Glad to hear you have someone you can trust and is good enough to work on your machine. That said, if your guy has a flow meter with a true load valve arrangement (ie one with a rupture disc just in case he's loading it and the pump is the problem) and is as good as you say, he shouldn't need a book to do the flow test, except to get the exact specs. Given the problem exact specs probably aren't going to be needed as a sudden spike, drop, etc in flow and/or pressure will usually be so far outside of the norm that they will be obvious.

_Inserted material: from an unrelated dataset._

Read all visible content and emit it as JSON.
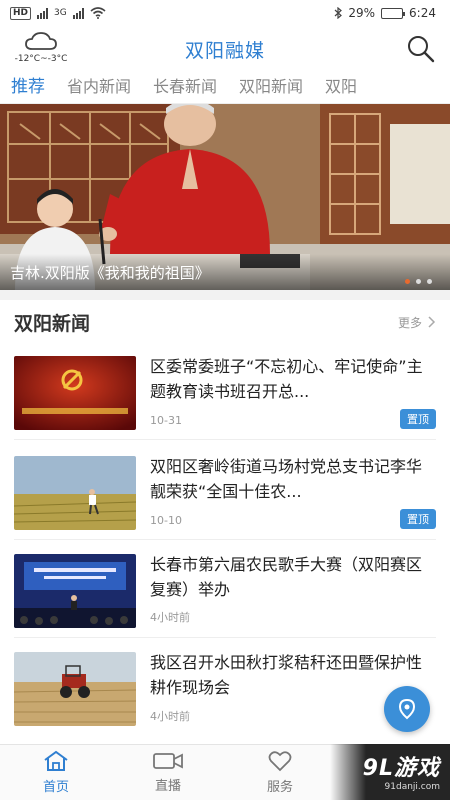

I've worked on several different brands and the usual way to flow test a main pump is to tie into the line directly off the pump being tested while capping the downstream side going to the valve body. Instead of going into, and out of the valve block like normal, the return flow goes into a T fitting put inline where the oil returns from the swing motor. With the meter hooked up being fed oil from the pump, and returning it to the T in the swing motor line, you can then start the machine. From there all thats left is to slowly close the load valve to load the pump, and see what happens. On a machine that size I'd guess your flow would be in the range of 30 to 40 GPM at around 5000 psi. Given the problem you might have to run it for awhile under a load to get everything warmed up so it will act up. I once ran one for nearly 30 minutes, under a load, before anything happened. Then what happened was the swash plate finally decided to move and when it did the surge created by the additional oil created a pressure spike that blew the 6000 psi rupture disc in my meter. That's why I mentioned earlier that to do a test in a situation like this a rupture disc in the flow meter is a must.
Good luck, and holler if you run into any problems along the way. I'll be glad to help out as much as I can.